All over the world, we may witness a surge in interest to Big Data technologies. This interest derives from the constant growth of data volume, which has to be operated and processed by large companies. Many organizations consider accumulated data as an important asset; however, it is becoming more and more difficult to process and extract the necessary information.
Big Data means a huge amount of raw information, so huge that it can not be processed with standard software and hardware tools. Another important issue is Big Data store. A good example is a piece of information, generated by various physical experimental equipment e.g. by the Large Hadron Collider.
Understanding the importance of this trend, the University established Big Data Analytics and Technologies Laboratory. The laboratory team decided to develop in two years a system for storing large amounts of information and test it during one of the CERN experiments. This system allows scientists to receive a large amount of information almost instantly, and in the past, it required hours and days. The laboratory is supervised by Alexey Klimentov, a renowned scientist in the field of modern methods of data collection, storage, processing and analysis for experiments and mega-science experiments, head of the research group on the physical software of the Brookhaven National Laboratory (USA).

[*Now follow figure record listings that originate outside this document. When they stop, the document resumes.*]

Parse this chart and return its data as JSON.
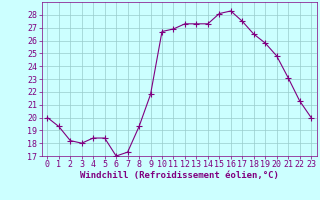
{
  "x": [
    0,
    1,
    2,
    3,
    4,
    5,
    6,
    7,
    8,
    9,
    10,
    11,
    12,
    13,
    14,
    15,
    16,
    17,
    18,
    19,
    20,
    21,
    22,
    23
  ],
  "y": [
    20.0,
    19.3,
    18.2,
    18.0,
    18.4,
    18.4,
    17.0,
    17.3,
    19.3,
    21.8,
    26.7,
    26.9,
    27.3,
    27.3,
    27.3,
    28.1,
    28.3,
    27.5,
    26.5,
    25.8,
    24.8,
    23.1,
    21.3,
    20.0
  ],
  "line_color": "#800080",
  "marker": "+",
  "markersize": 4,
  "linewidth": 0.8,
  "markeredgewidth": 0.8,
  "bg_color": "#ccffff",
  "grid_color": "#99cccc",
  "xlabel": "Windchill (Refroidissement éolien,°C)",
  "xlabel_color": "#800080",
  "tick_color": "#800080",
  "ylim": [
    17,
    29
  ],
  "xlim": [
    -0.5,
    23.5
  ],
  "yticks": [
    17,
    18,
    19,
    20,
    21,
    22,
    23,
    24,
    25,
    26,
    27,
    28
  ],
  "xticks": [
    0,
    1,
    2,
    3,
    4,
    5,
    6,
    7,
    8,
    9,
    10,
    11,
    12,
    13,
    14,
    15,
    16,
    17,
    18,
    19,
    20,
    21,
    22,
    23
  ],
  "xlabel_fontsize": 6.5,
  "tick_fontsize": 6.0
}
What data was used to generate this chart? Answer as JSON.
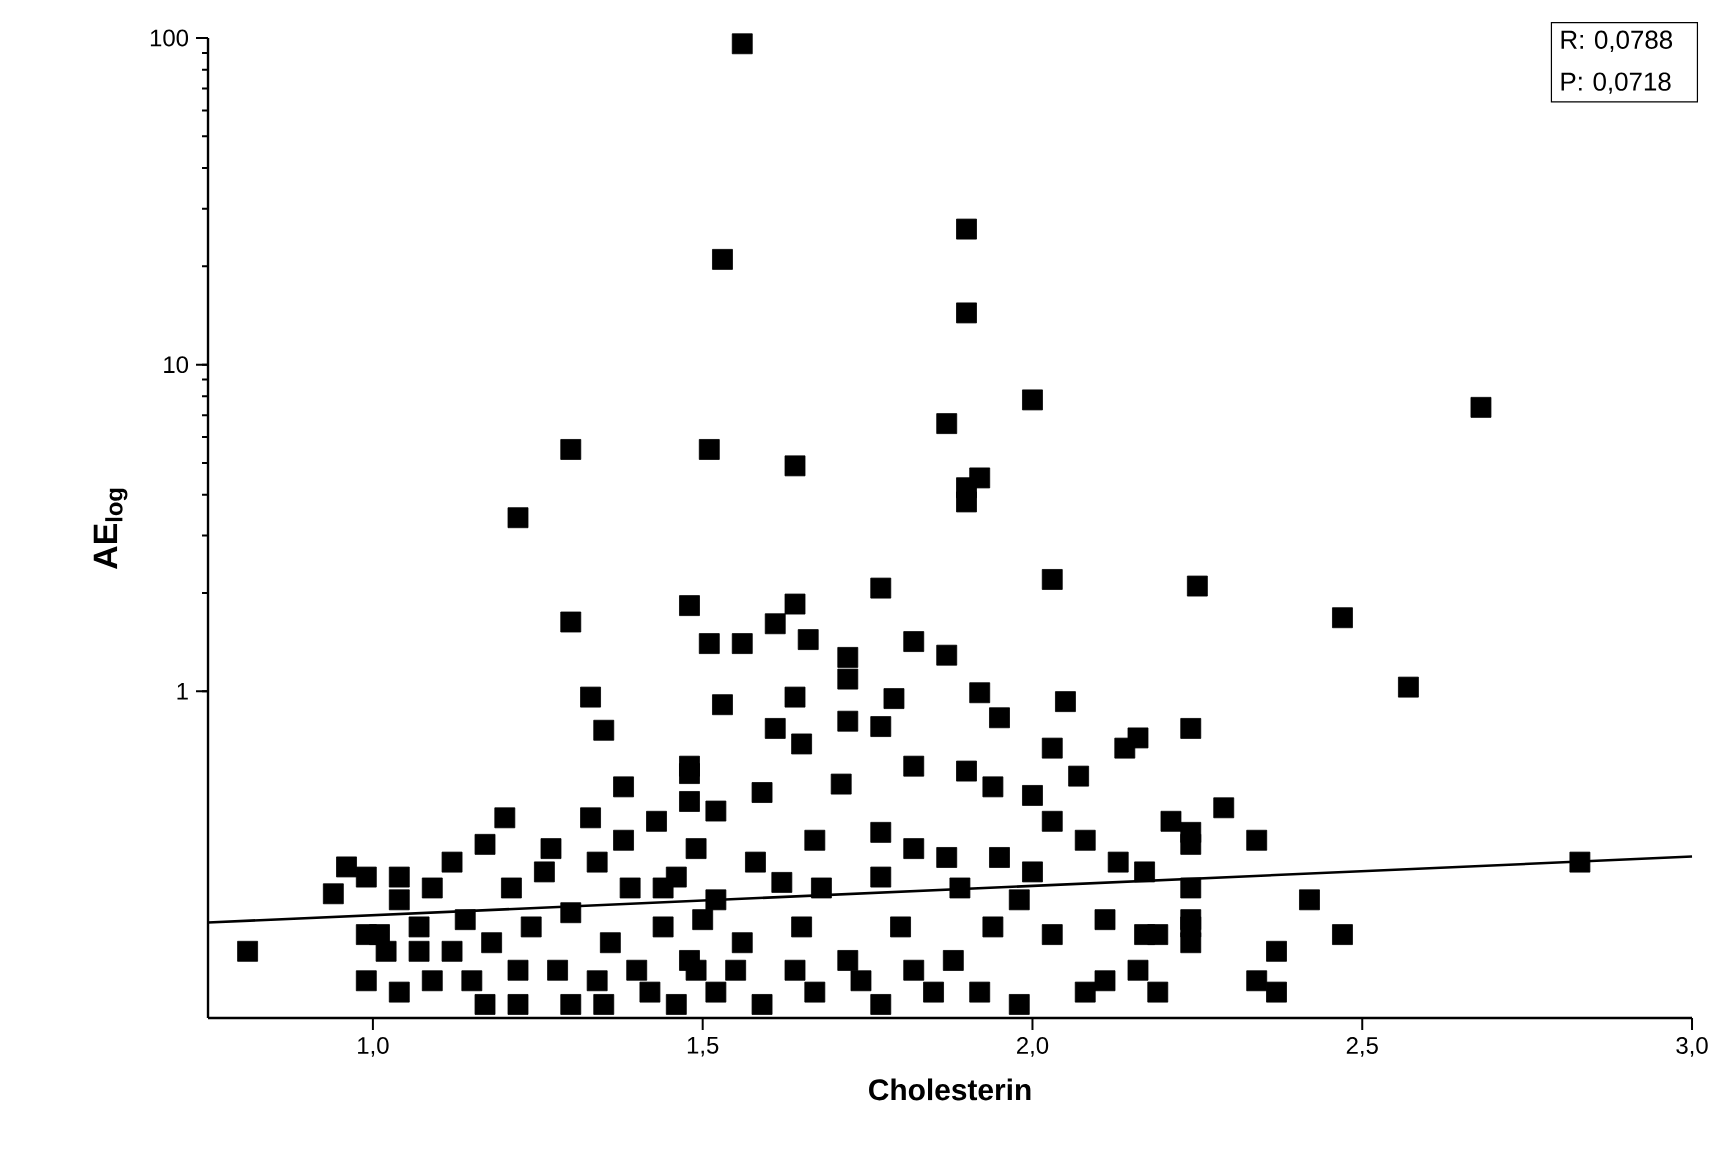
{
  "chart_data": {
    "type": "scatter",
    "xlabel": "Cholesterin",
    "ylabel": "**AE$_{log}$**",
    "xlim": [
      0.75,
      3.0
    ],
    "ylim": [
      0.1,
      100
    ],
    "log": "y",
    "marker": "square",
    "grid": false,
    "xticks": [
      {
        "value": 1.0,
        "label": "1,0"
      },
      {
        "value": 1.5,
        "label": "1,5"
      },
      {
        "value": 2.0,
        "label": "2,0"
      },
      {
        "value": 2.5,
        "label": "2,5"
      },
      {
        "value": 3.0,
        "label": "3,0"
      }
    ],
    "yticks": [
      1,
      10,
      100
    ],
    "annotations": [
      "R: 0,0788",
      "P: 0,0718"
    ],
    "series": [
      {
        "color": "#000000",
        "x": [
          1.56,
          1.53,
          1.9,
          1.9,
          1.3,
          1.51,
          1.64,
          1.87,
          2.0,
          2.68,
          1.22,
          1.92,
          1.9,
          1.9,
          2.03,
          2.25,
          1.77,
          2.47,
          1.3,
          1.48,
          1.64,
          1.61,
          1.51,
          1.56,
          1.66,
          1.82,
          1.87,
          1.72,
          1.72,
          2.57,
          1.33,
          1.53,
          1.64,
          1.79,
          1.92,
          1.95,
          2.05,
          1.35,
          1.61,
          1.72,
          1.77,
          1.65,
          1.82,
          1.9,
          2.03,
          2.14,
          2.16,
          2.24,
          2.07,
          1.48,
          1.59,
          1.52,
          1.71,
          1.77,
          1.94,
          2.0,
          2.21,
          2.03,
          2.08,
          2.13,
          2.17,
          2.0,
          1.95,
          1.87,
          1.82,
          1.67,
          1.58,
          1.49,
          2.24,
          2.29,
          2.24,
          2.34,
          2.83,
          2.24,
          2.42,
          2.24,
          2.24,
          2.47,
          2.37,
          2.34,
          2.37,
          2.19,
          2.19,
          2.03,
          2.11,
          2.17,
          2.24,
          2.11,
          2.16,
          2.08,
          1.98,
          1.92,
          1.85,
          1.77,
          1.67,
          1.59,
          1.52,
          1.56,
          1.65,
          1.72,
          1.8,
          1.88,
          1.94,
          1.98,
          1.89,
          1.77,
          1.68,
          1.62,
          1.52,
          1.48,
          1.55,
          1.64,
          1.74,
          1.82,
          1.48,
          1.38,
          1.48,
          1.2,
          1.33,
          1.43,
          1.17,
          1.27,
          1.38,
          0.96,
          0.99,
          0.94,
          1.12,
          1.04,
          0.81,
          0.99,
          1.04,
          1.17,
          1.22,
          1.3,
          1.35,
          1.46,
          1.01,
          1.04,
          1.09,
          1.14,
          1.07,
          1.12,
          1.18,
          1.24,
          1.26,
          1.34,
          1.3,
          1.36,
          1.4,
          1.44,
          1.46,
          1.22,
          1.28,
          1.15,
          1.09,
          1.34,
          1.42,
          1.49,
          1.5,
          1.44,
          1.39,
          1.21,
          1.07,
          1.02,
          0.99
        ],
        "values": [
          96,
          21,
          26,
          14.4,
          5.5,
          5.5,
          4.9,
          6.6,
          7.8,
          7.4,
          3.4,
          4.5,
          3.8,
          4.2,
          2.2,
          2.1,
          2.07,
          1.68,
          1.63,
          1.83,
          1.85,
          1.61,
          1.4,
          1.4,
          1.44,
          1.42,
          1.29,
          1.27,
          1.09,
          1.03,
          0.96,
          0.91,
          0.96,
          0.95,
          0.99,
          0.83,
          0.93,
          0.76,
          0.77,
          0.81,
          0.78,
          0.69,
          0.59,
          0.57,
          0.67,
          0.67,
          0.72,
          0.77,
          0.55,
          0.56,
          0.49,
          0.43,
          0.52,
          0.37,
          0.51,
          0.48,
          0.4,
          0.4,
          0.35,
          0.3,
          0.28,
          0.28,
          0.31,
          0.31,
          0.33,
          0.35,
          0.3,
          0.33,
          0.37,
          0.44,
          0.34,
          0.35,
          0.3,
          0.25,
          0.23,
          0.2,
          0.17,
          0.18,
          0.16,
          0.13,
          0.12,
          0.12,
          0.18,
          0.18,
          0.2,
          0.18,
          0.19,
          0.13,
          0.14,
          0.12,
          0.11,
          0.12,
          0.12,
          0.11,
          0.12,
          0.11,
          0.12,
          0.17,
          0.19,
          0.15,
          0.19,
          0.15,
          0.19,
          0.23,
          0.25,
          0.27,
          0.25,
          0.26,
          0.23,
          0.15,
          0.14,
          0.14,
          0.13,
          0.14,
          0.59,
          0.51,
          0.46,
          0.41,
          0.41,
          0.4,
          0.34,
          0.33,
          0.35,
          0.29,
          0.27,
          0.24,
          0.3,
          0.27,
          0.16,
          0.13,
          0.12,
          0.11,
          0.11,
          0.11,
          0.11,
          0.11,
          0.18,
          0.23,
          0.25,
          0.2,
          0.19,
          0.16,
          0.17,
          0.19,
          0.28,
          0.3,
          0.21,
          0.17,
          0.14,
          0.19,
          0.27,
          0.14,
          0.14,
          0.13,
          0.13,
          0.13,
          0.12,
          0.14,
          0.2,
          0.25,
          0.25,
          0.25,
          0.16,
          0.16,
          0.18
        ]
      },
      {
        "type": "line",
        "color": "#000000",
        "marker": "none",
        "line_style": "solid",
        "x": [
          0.75,
          3.0
        ],
        "values": [
          0.196,
          0.312
        ]
      }
    ]
  }
}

«Science, a variety of the production is now in dire need of a new system and architecture to store large amounts of information. Let’s imagine, the ATLAS experiment involves about 3,000 scientists and it's not just a big experiment, it is a huge experiment! We work with 160 petabytes of data, Google, for example, with 180 petabytes. And the existing approaches to information storage can no longer offer us a suitable option. Therefore, our system allows receiving information for a few seconds, earlier it could take hours».
— Alexei Klimentov, supervisor of Big Data Analytics and Technologies Laboratory
At CERN, particularly in a large experiment Atlas, he supervises issues related to the processing of data and development of supercomputers. CERN representatives, during their visit to TPU, had interviewed the University students and the best ones took an internship at the center. According to Valery Parubts, one of the interns at ATLAS IT-department, the main task of the University team in the experiment was analysis and storage of Big Data.
He underlines that nowadays, Big Data is the key area of information technology development. It is a set of methods, approaches, and tools for processing large structured and unstructured data, in conditions when the volume of this data is growing every year. Classical methods of processing, used five-ten years ago, is useless, they are not able to cope with such amount of information. Thus, IT specialists are looking for other methods. CERN is the best place to solve this global problem. Currently, about dozen of TPU specialists are there, working on the experiments.
CERN scientists know about the significant part of particle collisions and it is important for them to capture unusual collisions to support this or that hypothesis. These unusual cases include about 1% of the total amount of data, obtained by collider. However, even this figure is very high, since researchers conduct new experiments, again and again receiving new data. According to an approximate calculation, to process all the information-collected scientists will need 100 years and even more of continuous calculations at current capacities.
Thus, scientists need to figure out how to optimize all the necessary calculations. It is a goal of the University interns in ATLAS experiment, that is work on Big Data analyzing and storing processes.
Until then, all information collected with the Large Hadron Collider awaits processing. In addition, this data requires saving and CERN solved this problem by developing LHC Computing Grid. This is the CERN global computer network, located all around the world. The Grid includes 170 computer centers from 36 countries, continuously receiving, storing and processing information from CERN.
«My goal is to upgrade data distribution system, improve algorithms, in other words - where and what should be sent. Most of the CERN staff is likely to notice nothing, but this work will save the experiment participants from constant consultations with experts about the procedure for receiving these data. For an IT-specialist, it is a very interesting challenge when you have to operate with a large amount of data».
— Valery Parubets, ATLAS internship participant
The University strives to become a scientific eventmaker in this area. In the beginning of December (2016) TPU jointly with National Research Center Kurchatov Institute and RASA Center organized the first international school, dedicated to Big Data and related topics. It is the first large-scale event beyond the Urals, dedicated to Big Data. The school brought together renowned researchers from Russia, UK, USA, and Italy.
During school, everybody could attend the scientists’ speeches, lectures, and seminars. The researchers described the use of neural networks in industrial cybersecurity, told about methods of searching for asteroids in near-earth orbits, machine learning and data processing at the Large Hadron Collider. In the future, Big Data technologies will allow working with far greater amount of information and researchers believe that it will improve quality of life, change transport conditions, improve the accuracy of weather forecasts, and others.
In addition, the University developed a new English-language Master degree program in Big Data Technology, the first students were enrolled in 2017.